The BIA denied Hussen’s motion to reopen, stating that the standard to reopen proceedings to seek adjustment of status based on a marriage entered after the commencement of removal proceedings required Hussen to submit “clear and convincing evidence of the bona fides of the marriage.” While the BIA acknowledged that Hussen had attached photographs of the wedding, honeymoon, and gathering between families, as well as affidavits from friends and family and the couple’s lease agreement, it concluded that this was only “some evidence of the bona fides of [the] marriage” but was “insufficient to establish the bona fides of his marriage by clear and convincing evidence.”
Also, don't forget about the context of past discussions of marriage fraud on this forum (1 2).
Some white people roamed the seas and conquered, but most stayed home. Part of culture/context/circumstance isn't how talent is developed, it's also what talents are brought to the surface and become visible.

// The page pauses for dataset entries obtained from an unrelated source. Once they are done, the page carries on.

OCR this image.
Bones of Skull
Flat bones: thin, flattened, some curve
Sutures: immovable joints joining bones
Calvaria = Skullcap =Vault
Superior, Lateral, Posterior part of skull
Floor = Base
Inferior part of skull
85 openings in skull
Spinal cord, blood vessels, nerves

Consider a toy example: Puerto Rican baseball players
Until 1989, Puerto Rico was treated as a Latin American nation by Major League Baseball, teams signed players at 16 for cash (and typically they had under the table agreements with trainers before the players came of age). Young prospects in Latin American countries can start earning money at a young age, often getting support from trainers before turning 16 if they showed promise. This has lead to Caribbean countries producing disproportionate talent relative to their population, because kids are incentivized to focus on baseball from a young age.
By contrast, in the United States, players can't be signed for cash, they can only be drafted after graduating high school (or attending college) at 18. Players in the draft (historically) got less money than international players, and they got it at a later age.
After the change, Puerto Rico produced fewer MLB players, and according to some reports a lot of athletic poor kids switched to soccer, where they could be signed at a younger age.
Let's take this as a toy model. Assume that 100%, or near enough, kids will pursue the dominant sport. Soccer and Baseball are different enough that there's probably almost no crossover between athletes who could do either at a professional level, genetically they're going to be two distinct groups. Assume for our toy model that 2% of Puerto Rican kids have the freakish foot-dexterity and cardio to play Soccer professionally; and a separate 5% of Puerto Rican kids have the tremendous eyesight and hand-eye coordination to play Major League Baseball.
Under one MLB regime, Puerto Rico will produce MLB stars. Under a different regime, it will produce soccer stars. The 2% that are genetically built for soccer will be merely good athletes if they pursue baseball, and the 5% that are genetically suited for baseball will be merely good athletes if they pursue soccer. Puerto Rico's overall athleticism hasn't changed, the genetics haven't changed, but what aspects are highlighted have changed.